The novel is heartwarming to the reader, and interesting too. It is a good novel. LRD 4/6/10

Day of the Assasins By: Johnny O'Brien

This is a novel that really took place before WWI . It was exciting to me , because I prefer Historical fiction novels to any other kind. This takes place during the rule of Austria-Hungarian Empire that consisted of Slovaks, Romanians, Croats, Czechs, Polish, Serbs, and other nationalities. I have visited the Schon-Brumm Palace in Vienna, Austria . It is talked about in the novel. I have gone to a Concert of Mozart works. I went in 2001 to visit the Palace.

Back to the novel, the year was 1914 in Sarajevo, when the assassination of the Archduke Franz Ferdinand was completed. The actual shooting had been planned for months .

There was four males involved in the killing of the Archduke Franz Ferdinand. The main killer of the Archduke was Gavrilo Princip, who was a teen, and died in jail of Tuberculosis. The other men involved were caught. This novel points out that the wife of Gavrilo Princip helps shoot the Archduke.

We see many struggles in People's lives. It is a time of turmoil for many lives during that times.

Read the novel, and you will see many events that took place during this era in European History. Citizens had to make choices of what they had to do; and what they really believed in their heart. The novel was good, and made renewal in my mind to the actual events leading up to WWI. A very interesting novel. LRD 4/6/10

Saturday, April 03, 2010

D. Gray-man by Katsura Hoshino

If you like mystery, and everything that surrounds the ocult subjet, I recomend this book to read. So far I have readed the first two volumes, and the story goes this far.

Allen Walker, a fifty year old has the special ability to destroy and detect akuma, akuma are demon machinery created by the Milenium Earl, to help him destroy Humanity. When he found out about this power, a misterious man took him in as his aprendice, later on his teacher suggested him to join The Black Order, and organization dedicated to destroy akuma and stop the Milenium Earl. After a few adventures on his way to the Black Order, and a few misunderstandings when he try to join in. Finally the Black Order explained that their main mission was to find the missing pieces of Inocence, a power that can destroy akumas. Which resulted on his first mission, for this mission he was paired up with Kanda, a cold young man with a mysterious past. Kanda didn't like him much, in fact he doesn't like anybody much, but a mission was mission and it had to be carry on. In their way to collect and protect the missing pieces of Inocence, Allen and Kanda enocunter the holder of the Inocence and her friend. And imaginable twist happens at the end of the second volume. And I don't want to spoil it, so you ahead and read it. Art and character designs are pretty great. Truly a explendid book!

Friday, April 02, 2010

Flash Burn by Madigan

This is a romance from a guy's viewpoint.
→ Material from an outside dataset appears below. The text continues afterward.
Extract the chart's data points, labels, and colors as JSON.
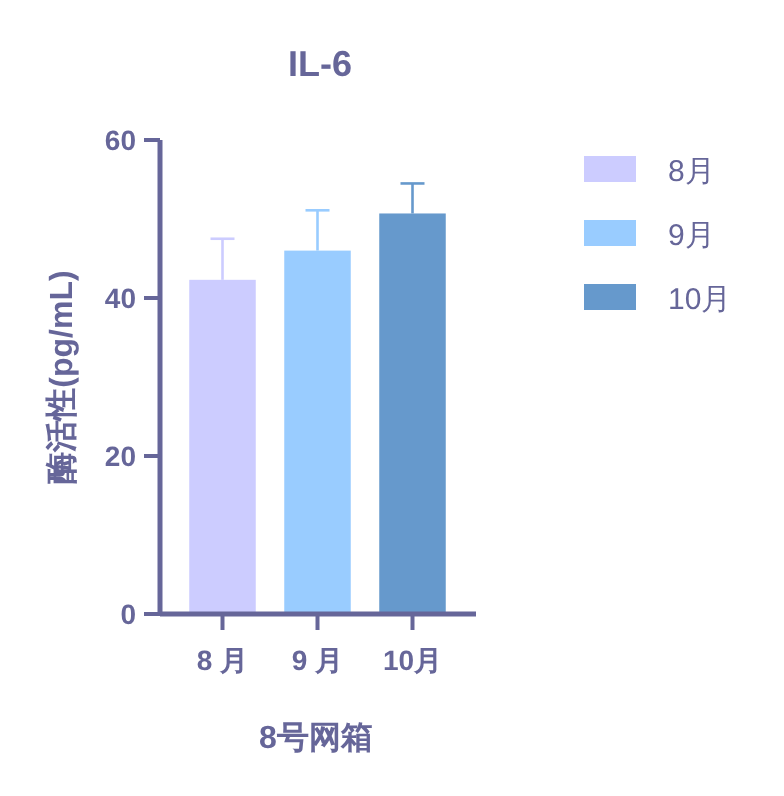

It has a fresh, not unrealistic ending, worth waiting for.

There are two girls in Blake's complicated life. Beautiful, delicious Shannon is his official girl friend. He hasn't really gotten to know Shannon too deeply which gets him into some tight situations. Also, Shannon's mom and his dad are worried about that big S word. Blake's brother appears to be cheering him on when he isn't dissing him.

Marissa, the second girl in his life, is just a friend. She is a troubled friend at that and Blake often tries to help her when perhaps he should be paying attention to someone else?!

Marissa and Blake are in photography classes together at school and work on projects together so they keep ending up together almost against Blake's will, or not.

Anyway the relationships sort themselves out but not the way Blake would want, not the way I expected. Poor Blake, he'll regroup, survive. Oh, he gets some unexpected recognition for his photographic work after the teacher had almost despaired of him, nice touch of hope. This is a really enjoyable read, I'd recommend it to almost anyone.